En 2006, le président Poutine annule la dette de l’État algérien (d’environ 4,5 milliards de dollars) en échange de lucratifs contrats de vente d’armes. Une stratégie semblable est mise en œuvre dans la Libye du colonel Kadhafi : contrats ferroviaires et gaziers à Gazprom contre l’annulation des dettes libyennes. La chute du dictateur vient contrecarrer un peu les plans, mais la Russie tente de rester influente, notamment auprès du commandant Haftar et des contrats obtenus par la firme de sécurité russe Wagner.
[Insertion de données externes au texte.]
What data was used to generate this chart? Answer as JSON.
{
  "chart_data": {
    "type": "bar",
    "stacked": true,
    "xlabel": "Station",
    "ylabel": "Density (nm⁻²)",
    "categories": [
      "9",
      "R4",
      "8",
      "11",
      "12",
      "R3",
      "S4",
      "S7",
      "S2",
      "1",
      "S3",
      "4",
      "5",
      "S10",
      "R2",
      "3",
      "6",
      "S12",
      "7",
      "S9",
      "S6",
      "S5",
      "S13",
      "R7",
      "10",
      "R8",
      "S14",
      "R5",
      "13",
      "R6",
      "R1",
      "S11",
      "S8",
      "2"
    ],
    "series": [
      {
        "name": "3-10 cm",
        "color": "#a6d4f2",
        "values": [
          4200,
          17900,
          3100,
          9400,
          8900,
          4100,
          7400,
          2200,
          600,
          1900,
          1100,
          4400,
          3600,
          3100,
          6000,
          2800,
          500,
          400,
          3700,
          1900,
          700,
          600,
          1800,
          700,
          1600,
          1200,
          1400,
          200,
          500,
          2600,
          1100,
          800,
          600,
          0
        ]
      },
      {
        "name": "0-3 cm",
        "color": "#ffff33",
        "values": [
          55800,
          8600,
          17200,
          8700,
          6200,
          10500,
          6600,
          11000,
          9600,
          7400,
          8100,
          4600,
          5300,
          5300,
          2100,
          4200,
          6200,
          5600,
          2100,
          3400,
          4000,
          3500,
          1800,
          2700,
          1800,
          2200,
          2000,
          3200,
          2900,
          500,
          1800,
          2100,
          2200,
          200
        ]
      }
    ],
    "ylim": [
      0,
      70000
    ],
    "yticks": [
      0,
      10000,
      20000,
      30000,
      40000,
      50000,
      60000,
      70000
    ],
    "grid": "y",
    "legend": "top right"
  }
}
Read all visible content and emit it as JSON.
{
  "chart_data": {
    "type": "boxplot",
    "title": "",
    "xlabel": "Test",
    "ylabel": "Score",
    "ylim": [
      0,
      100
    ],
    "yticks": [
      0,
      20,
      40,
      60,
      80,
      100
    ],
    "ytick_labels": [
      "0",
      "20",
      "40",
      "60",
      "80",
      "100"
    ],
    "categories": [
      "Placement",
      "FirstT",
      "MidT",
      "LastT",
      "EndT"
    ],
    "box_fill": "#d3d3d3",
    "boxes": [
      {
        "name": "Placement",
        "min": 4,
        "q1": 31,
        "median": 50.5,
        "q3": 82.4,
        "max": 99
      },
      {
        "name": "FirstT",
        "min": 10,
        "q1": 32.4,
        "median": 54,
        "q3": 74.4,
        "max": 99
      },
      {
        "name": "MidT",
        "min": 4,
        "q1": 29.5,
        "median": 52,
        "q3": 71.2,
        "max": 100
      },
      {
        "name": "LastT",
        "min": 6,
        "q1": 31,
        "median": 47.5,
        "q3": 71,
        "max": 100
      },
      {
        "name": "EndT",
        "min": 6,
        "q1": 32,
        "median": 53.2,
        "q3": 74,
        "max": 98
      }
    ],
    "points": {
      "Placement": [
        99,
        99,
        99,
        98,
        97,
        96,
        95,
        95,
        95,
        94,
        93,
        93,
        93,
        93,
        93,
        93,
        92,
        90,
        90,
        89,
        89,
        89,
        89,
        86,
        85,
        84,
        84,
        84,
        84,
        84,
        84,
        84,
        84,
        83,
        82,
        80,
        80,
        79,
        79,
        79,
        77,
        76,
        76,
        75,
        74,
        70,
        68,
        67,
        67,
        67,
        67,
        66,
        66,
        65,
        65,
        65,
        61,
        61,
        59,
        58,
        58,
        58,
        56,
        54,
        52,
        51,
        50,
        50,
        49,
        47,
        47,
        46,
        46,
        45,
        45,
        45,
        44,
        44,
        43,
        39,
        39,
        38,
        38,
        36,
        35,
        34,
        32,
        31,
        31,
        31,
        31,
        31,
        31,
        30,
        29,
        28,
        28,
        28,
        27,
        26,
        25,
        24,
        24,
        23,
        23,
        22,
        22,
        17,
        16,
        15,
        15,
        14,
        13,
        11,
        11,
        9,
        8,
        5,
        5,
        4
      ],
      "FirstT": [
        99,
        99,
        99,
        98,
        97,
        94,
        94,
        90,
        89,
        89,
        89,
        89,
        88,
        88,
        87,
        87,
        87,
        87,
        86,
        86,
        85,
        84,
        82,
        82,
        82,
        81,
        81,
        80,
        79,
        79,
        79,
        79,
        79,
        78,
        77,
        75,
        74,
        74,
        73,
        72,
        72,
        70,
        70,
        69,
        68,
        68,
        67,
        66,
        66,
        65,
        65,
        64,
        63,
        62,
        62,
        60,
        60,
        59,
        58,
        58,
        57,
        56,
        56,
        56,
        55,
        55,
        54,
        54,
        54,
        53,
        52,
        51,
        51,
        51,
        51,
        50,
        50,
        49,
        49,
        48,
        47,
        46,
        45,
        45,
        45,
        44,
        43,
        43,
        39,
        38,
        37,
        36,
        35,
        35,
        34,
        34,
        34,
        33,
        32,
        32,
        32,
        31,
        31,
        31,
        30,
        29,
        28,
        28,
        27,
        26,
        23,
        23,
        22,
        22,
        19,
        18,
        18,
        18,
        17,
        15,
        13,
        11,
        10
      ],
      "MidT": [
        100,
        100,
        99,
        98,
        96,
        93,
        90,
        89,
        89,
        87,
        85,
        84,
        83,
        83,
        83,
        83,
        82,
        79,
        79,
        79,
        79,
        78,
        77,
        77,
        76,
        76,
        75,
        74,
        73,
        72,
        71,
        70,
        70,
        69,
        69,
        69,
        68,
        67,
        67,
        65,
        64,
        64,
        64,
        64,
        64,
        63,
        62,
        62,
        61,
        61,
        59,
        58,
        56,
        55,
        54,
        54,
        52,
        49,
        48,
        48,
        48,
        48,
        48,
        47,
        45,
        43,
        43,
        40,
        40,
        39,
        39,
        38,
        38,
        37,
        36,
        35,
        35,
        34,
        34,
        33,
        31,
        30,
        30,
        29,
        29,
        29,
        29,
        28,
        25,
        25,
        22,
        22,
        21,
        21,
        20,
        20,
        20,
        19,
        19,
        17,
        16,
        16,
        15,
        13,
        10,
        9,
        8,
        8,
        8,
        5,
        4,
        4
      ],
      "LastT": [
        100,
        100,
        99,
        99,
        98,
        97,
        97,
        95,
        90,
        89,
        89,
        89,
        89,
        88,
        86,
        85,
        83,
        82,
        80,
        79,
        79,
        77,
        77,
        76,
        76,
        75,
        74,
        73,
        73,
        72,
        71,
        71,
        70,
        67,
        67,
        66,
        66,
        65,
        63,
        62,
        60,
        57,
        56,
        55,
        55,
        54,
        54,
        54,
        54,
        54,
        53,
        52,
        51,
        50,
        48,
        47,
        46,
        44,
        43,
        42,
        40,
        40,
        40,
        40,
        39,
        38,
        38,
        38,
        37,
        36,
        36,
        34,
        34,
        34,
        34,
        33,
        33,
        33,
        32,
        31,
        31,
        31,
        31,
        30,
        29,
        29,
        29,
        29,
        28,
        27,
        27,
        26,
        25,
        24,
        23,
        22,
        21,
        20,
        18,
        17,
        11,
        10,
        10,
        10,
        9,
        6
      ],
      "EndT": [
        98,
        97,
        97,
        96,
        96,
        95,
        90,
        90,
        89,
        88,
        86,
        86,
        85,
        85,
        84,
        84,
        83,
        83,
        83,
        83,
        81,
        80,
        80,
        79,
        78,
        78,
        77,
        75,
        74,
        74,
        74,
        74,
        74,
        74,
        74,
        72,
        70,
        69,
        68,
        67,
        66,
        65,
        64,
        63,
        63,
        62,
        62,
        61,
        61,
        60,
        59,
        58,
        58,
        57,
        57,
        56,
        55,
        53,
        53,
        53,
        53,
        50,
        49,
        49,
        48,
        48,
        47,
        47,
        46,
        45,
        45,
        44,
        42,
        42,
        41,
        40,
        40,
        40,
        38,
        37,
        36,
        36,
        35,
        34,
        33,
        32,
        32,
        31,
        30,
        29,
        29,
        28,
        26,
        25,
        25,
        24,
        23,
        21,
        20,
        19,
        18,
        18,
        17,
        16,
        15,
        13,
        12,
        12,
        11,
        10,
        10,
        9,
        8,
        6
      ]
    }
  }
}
En Égypte, ancien enfant chéri de la coopération soviétique à l’époque de Nasser, ce seront des contrats de ventes d’armes (dépassant les 3,5 milliards de dollars) avec le régime du président Al-Sissi, doublé d’un accord entre l’Agence russe d’énergie nucléaire Rosatom et le gouvernement égyptien pour la construction d’une centrale dans la région de Dabaa, ainsi que l’ouverture d’un marché pour le grain russe dans un contexte d’embargo (6). Cette approche donnant-donnant semble peu empreinte d’idéologie, mais n’est certes pas dénuée de vision stratégique en ce sens que les liens avec le régime d’Al-Sissi aident à maintenir une présence auprès d’Haftar en Libye orientale et à réaffirmer les intérêts russes bafoués lors de la chute de Kadhafi. L’effacement de la dette africaine était, il faut le rappeler, une politique mise en avant par le G8, dont la Russie faisait partie à l’époque (7), mais que le régime de Poutine appliqua à des partenaires précis en échange d’avantages concrets.

Durant la période 2009-2018, les exportations russes vers l’Afrique ont totalisé près de 100 milliards de dollars. Cependant, 80 % de ces échanges se sont concentrés auprès de 7 pays : l’Égypte, l’Algérie, le Maroc, la Tunisie, le Nigéria, le Soudan et l’Afrique du Sud. La plupart de ces derniers étant des partenaires de longue date, les deux tiers de ces échanges ont été dirigés vers deux pays en particulier : l’Algérie (25,8 milliards) et l’Égypte (37,5 milliards). En 2019, la majorité de tous les produits exportés par la Russie vers les pays africains pouvaient être regroupés en cinq catégories : armes, céréales, produits pétroliers, métaux ferreux et constructions navales. La prépondérance des intérêts soviétiques en Afrique du Nord est plus qu’évidente. À l’opposé, avec des pays en pleine ascension économique comme l’Éthiopie, la RDC et l’Angola, les échanges ne se chiffrent qu’en dizaines de millions de dollars annuellement. La Russie vise aussi l’exploitation du bauxite en Guinée, du platine au Zimbabwe et des diamants en Angola. La création d’une zone industrielle russe en Égypte pourrait non seulement assurer la prépondérance des firmes russes dans le marché égyptien mais leur permettrait également de se tailler une place de choix dans l’espace économique subsaharien (8).

Sous un angle comparatif, les échanges entre la Fédération de Russie et les pays africains demeurent modestes, la Russie figurant au 6e rang des partenaires commerciaux de l’Afrique, après la Turquie et loin derrière la Chine. Mais Moscou progresse rapidement : 17,2 % d’augmentation entre 2018 et 2017. Eux aussi en croissance rapide, les investissements russes passent à 5 milliards en 2018, mais représentent bien peu en comparaison avec les investissements chinois estimés à 130 milliards par an.

Fait à noter : des pays comme la Chine ont multiplié leurs exportations par 19, l’Inde par 11, la Russie et la Turquie par 9. À L’opposé, les puissances traditionnellement implantées comme les États-Unis ont vu leurs exportations seulement doubler, la France a vu les siennes multipliées par 1,7 et le Royaume-Uni par 1,6 (9). Il est clair que les puissances émergentes viennent remplacer les clients traditionnels et que la Russie ne veut pas laisser la manne passer sans en profiter, d’où un rattrapage qui a des airs d’offensive tous azimuts.